Here's how I think about the business. Our switching business, through Q3 of 2012, has grown 19 percent year-on-year. We're taking share and growing. That switching fabric business is a healthy business, and five years ago we didn't have that business. It's now more than about $700 million a year. Our entry into switching, we did organically, and at the time, many folks in the industry said you should acquire someone. We built that business organically, though, and it's growing 19 percent year-over-year.

And, look at our routing business. The MX platform is just a workhorse. That's a flagship product of the company. And in addition to that, we've expanded on the high end, with the PTX converged super core, and then there's the ACX, which moves us into the access layer. Now, the total addressable market for routing declined in 2012, mostly due to macro. We felt that, no doubt. But since Q4 of 2011, sequentially we have grown share; look at the Infonetics data. Our routing business is generating a lot of profits for the company, and that's a place customers depend on us.

So, we're healthy with switching and healthy in routing. Then there's security, which I break into two businesses: service provider and enterprise. On the service provider side, I think we've got a very strong business and a solid set of differentiators. In some cases, your ability to handle scale is what it comes down to.

The place where we've lost a little bit of focus is in enterprise security. Back in 2007 and 2008, when we were porting a lot of features from the [NetScreen] ScreenOS code to Junos, we allowed some competitors to get in. But, with Bob [Muglia] and Nawaf [Bitar, Juniper's senior vice president and general manager, Security Business unit], we've changed the management team, and they're on the path of closing gaps. One gap was manageability; we were still using command-line interface. Now, we've got a very solid capability there. We've pushed beyond firewalls into areas like AppSecure, and we're doing some interesting things with [2012 content security acquiree] Mykonos. We're getting back there in enterprise; we're a year and a half into that effort. We've got more work to do. But, we've made monumental progress in the past year, and I think you'll hear it in what the partners say.

You've had some significant turnover lately and some of that's natural with a restructuring. But, a lot of VP and EVP-level exits is concerning. Should we be concerned?

There were several objectives in our restructuring, and they had to do with improving focus, enabling more agility, where in some cases we had too many layers of management and business units doing similar kinds of work, and [being] more efficient.

We eliminated a number of VP-level jobs. We took out layers of management and consolidated groups, and that eliminated jobs. These are good people, and we did have to make those decisions for the right reason and for the company going forward.

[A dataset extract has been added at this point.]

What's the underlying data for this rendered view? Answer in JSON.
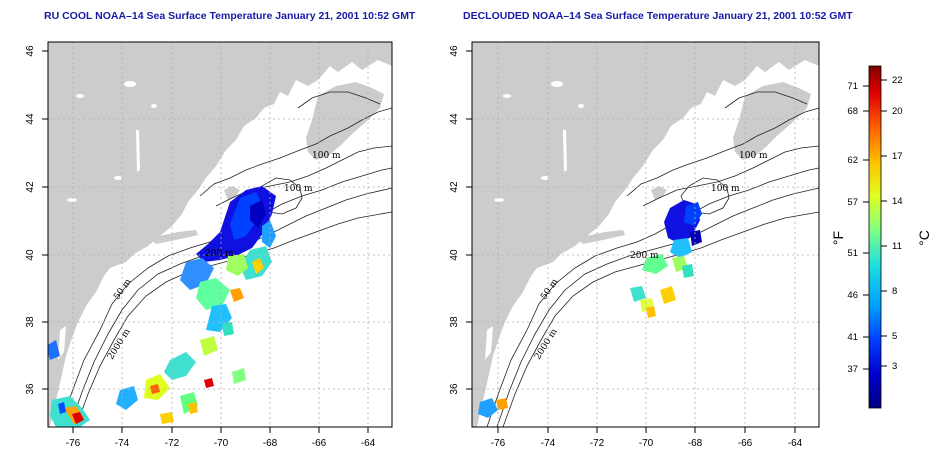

People would look at things like Stefan [Dyckerhoff's] decision to become a venture capitalist. He still works for me, not in an operations role but more in kind of a staff role while he's doing his venture capital thing. We're respectful of his decision and his contribution to the company. But, it also highlights that we have a really deep bench. We pop [new Executive Vice President, Platform Systems] Rami Rahim in, and our customers all know Rami and our engineers all now Rami. So, we're not missing a beat.

Another piece of this is broad attrition. Any time in Silicon Valley when you have a hot topic like SDN and you have a company like a Nicira that starts up and then goes for $1.2 billion so rapidly ... well, when was the last time you saw the hype in Silicon Valley around something having to do with networking? There are many benefits to being in Silicon Valley, including access to engineering talent. That's great. In other cases, there are places where you get a push in startups and people wanting to do that, and yeah, we've had some of that.

At the end of the day, we've made the right set of decisions for our company. They are never easy decisions. We had to cut the work force by about 500 employees, and many of those were managers, and many of those were senior managers -- good people whose contributions we appreciate. We made a set of thoughtful decisions. We've got world-class engineering talent and a clear vision for how we're going to execute.